The new report, released by Swiss bank UBS, that details this massive growth also stated that the rate at which the super-wealthy’s fortunes are rising is far greater than the turn of the 20th century, during the time of families such as the Rothschilds, Rockefellers, and Vanderbilts. John D Rockefeller became the world’s first billionaire in 1916.

“The past 30 years have seen far greater wealth creation than the Gilded Age” the UBS Billionaires 2018 report states. “That period bred generations of families in the US and Europe who went on to influence business, banking, politics, philanthropy and the arts for more than 100 years.
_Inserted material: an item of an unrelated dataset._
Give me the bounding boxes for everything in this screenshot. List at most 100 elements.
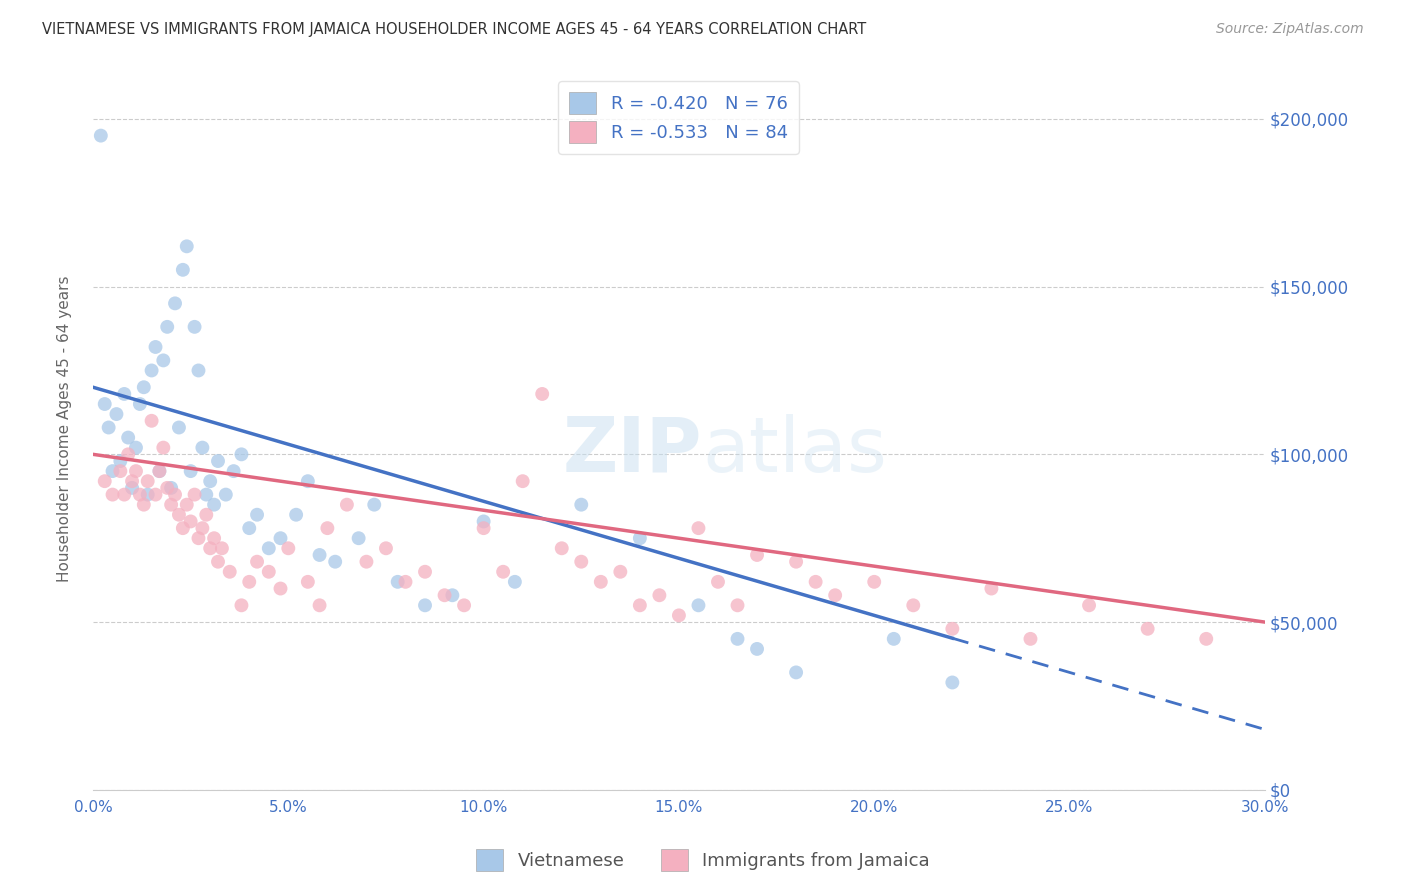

With wealth set to pass from entrepreneurs to their heirs in the coming years, the 21st century multi-generational families are being created.”

This increase in wealth is a whopping 20 percent, bringing the total combined fortune of the world’s billionaires to $8.9 trillion.

UBS also notes that the world now has a total of 2,158 billionaires. 179 new billionaires were created last year. 585 of these billionaires are in the United States, which houses the most of any one country in the world.

Meanwhile, 18.5 million Americans live in extreme poverty and “5.3 million live in Third World conditions of absolute poverty.”

UBS notes that 40 of the 179 new billionaires created last year inherited their wealth, an overwhelming number of which are men. This trend is expected to continue over the next 20 years.

The UBS report concludes, “A major wealth transition has begun. Over the past five years, the sum passed by deceased billionaires to beneficiaries has grown by an average of 17 percent each year. Over the next two decades we expect a wealth transition of $3.4 trillion worldwide—almost 40 percent of current total billionaire wealth.”

“The calculation is simple. There are 701 billionaires over the age of 70, whose wealth will transition to heirs and philanthropy over the next 20 years, given the statistical probability of average life expectancy.”